Eric: The need is definitely there. One out of four residents will die in a nursing home. For palliative care, palliative care is now in more than 90% of hospitals with more than three hundred beds, palliative care is being integrated into clinics and cancer centers. Palliative care programs are being developed for home based palliative care. There is a dearth of palliative care outside of hospice and nursing homes. The field of palliative care has to think of models, where we can actually deliver palliative care in these settings.
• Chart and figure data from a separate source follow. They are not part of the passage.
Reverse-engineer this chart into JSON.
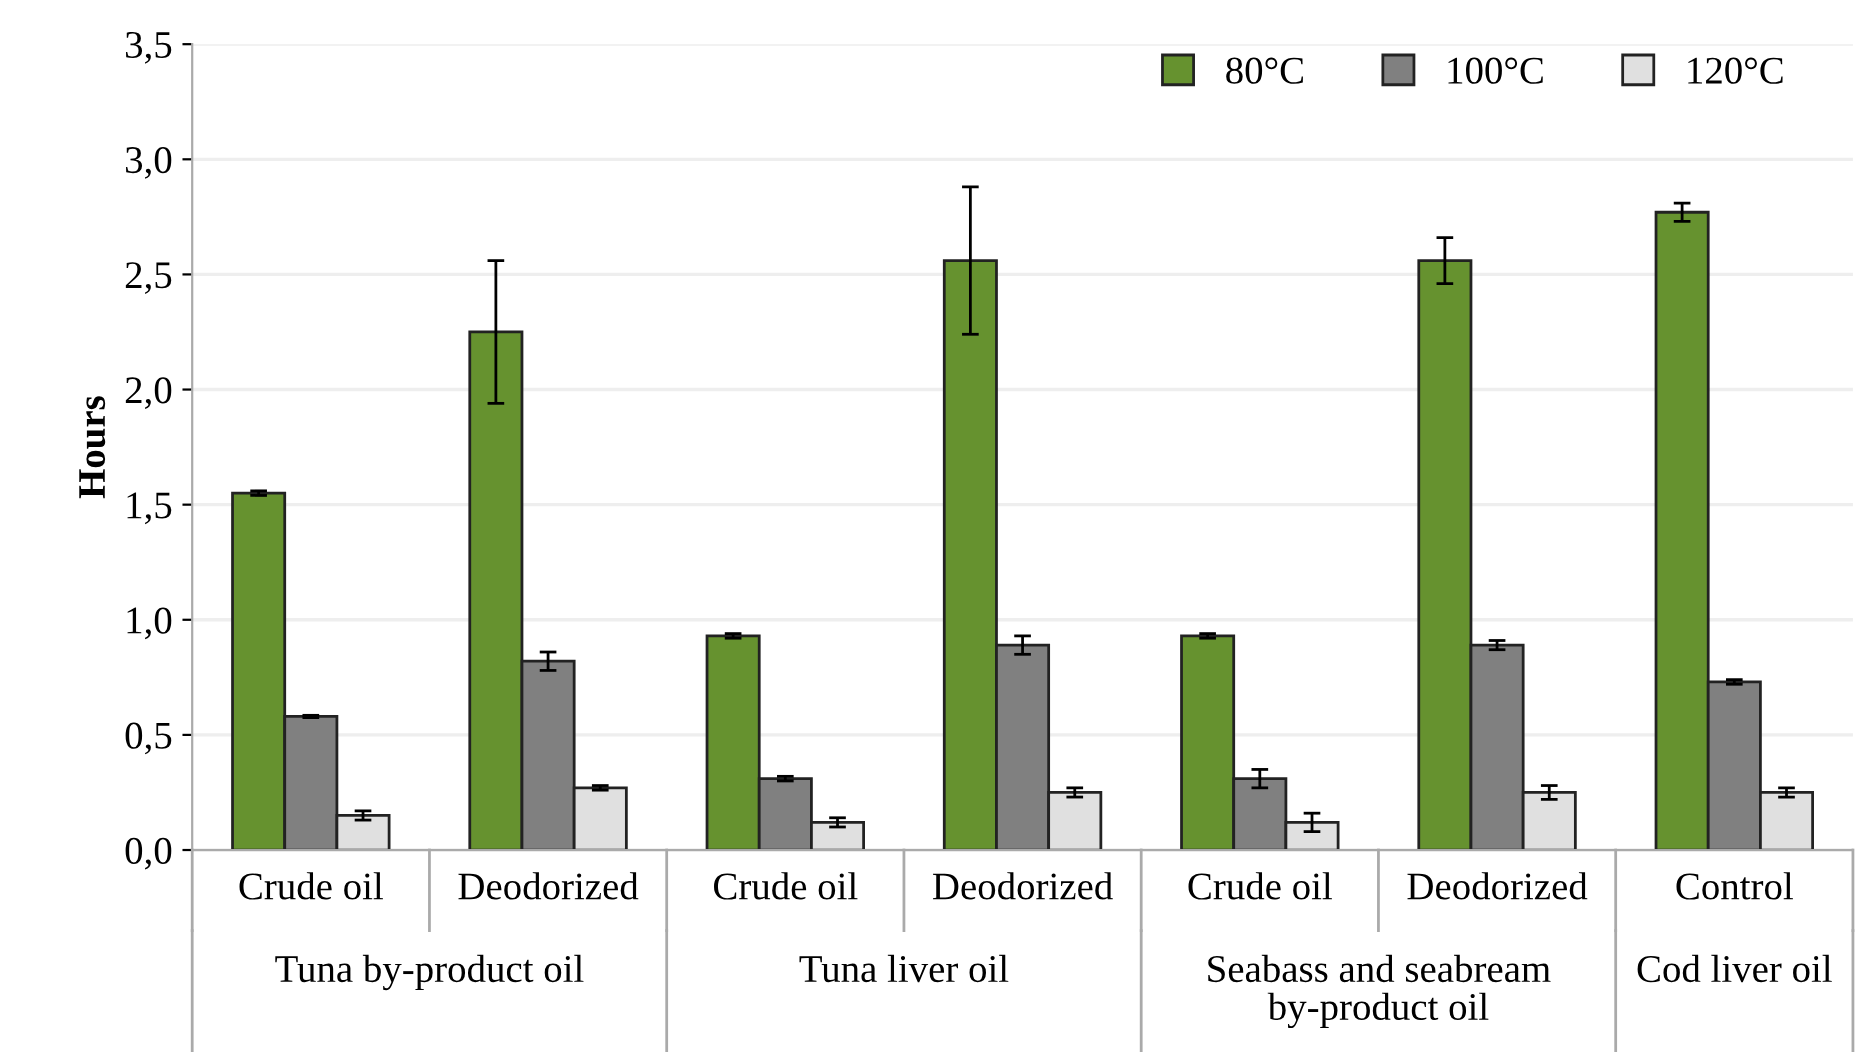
{
  "chart_data": {
    "type": "bar",
    "ylabel": "Hours",
    "categories": [
      "Crude oil",
      "Deodorized",
      "Crude oil",
      "Deodorized",
      "Crude oil",
      "Deodorized",
      "Control"
    ],
    "series": [
      {
        "name": "80°C",
        "color": "#66922f",
        "values": [
          1.55,
          2.25,
          0.93,
          2.56,
          0.93,
          2.56,
          2.77
        ],
        "errors": [
          0.01,
          0.31,
          0.01,
          0.32,
          0.01,
          0.1,
          0.04
        ]
      },
      {
        "name": "100°C",
        "color": "#808080",
        "values": [
          0.58,
          0.82,
          0.31,
          0.89,
          0.31,
          0.89,
          0.73
        ],
        "errors": [
          0.005,
          0.04,
          0.01,
          0.04,
          0.04,
          0.02,
          0.01
        ]
      },
      {
        "name": "120°C",
        "color": "#e0e0e0",
        "values": [
          0.15,
          0.27,
          0.12,
          0.25,
          0.12,
          0.25,
          0.25
        ],
        "errors": [
          0.02,
          0.01,
          0.02,
          0.02,
          0.04,
          0.03,
          0.02
        ]
      }
    ],
    "ylim": [
      0,
      3.5
    ],
    "yticks": [
      {
        "value": 0,
        "label": "0,0"
      },
      {
        "value": 0.5,
        "label": "0,5"
      },
      {
        "value": 1,
        "label": "1,0"
      },
      {
        "value": 1.5,
        "label": "1,5"
      },
      {
        "value": 2,
        "label": "2,0"
      },
      {
        "value": 2.5,
        "label": "2,5"
      },
      {
        "value": 3,
        "label": "3,0"
      },
      {
        "value": 3.5,
        "label": "3,5"
      }
    ],
    "annotations": [
      "Tuna by-product oil",
      "Tuna liver oil",
      "Seabass and seabream by-product oil",
      "Cod liver oil"
    ],
    "grid": "y",
    "legend": "top right"
  }
}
It just reminds me of a recent article that came out in JAGS that we wrote about in GeriPal just a week ago. The study looked at data from two palliative care provider organizations that were subsidiaries of hospice agencies, and they identified those patients who got palliative care consultations in North Carolina and Rhode Island. And what they found was those individuals who got palliative care consultations had reduced hospitalizations in the last seven days of life, last thirty days of life, last six days of life, reduced ED visits in the last thirty and sixty days of life and fewer burdensome transitions, including going to the hospital and the ICU.
So, I think that an important part of this is as palliative care providers and organizations, we also have to start thinking about the nursing home as an important place where palliative care needs to take place. Not just primary palliative care by nursing home providers but giving specialty level palliative care to these individuals as well, when they need it.
Ken: Oh, this is a provocative study. I mean it is impressive how the [inaudible 14:06] in our group just keeps adding to our knowledge on how to better care for patients with dementia.
Eric: And if you want the link to the article it will be on the GeriPal website, as well as other articles that we cited during this podcast. Alex, can you give us one more verse?
Alex plays “Keep your hands to yourself” by The Georgia Satellites.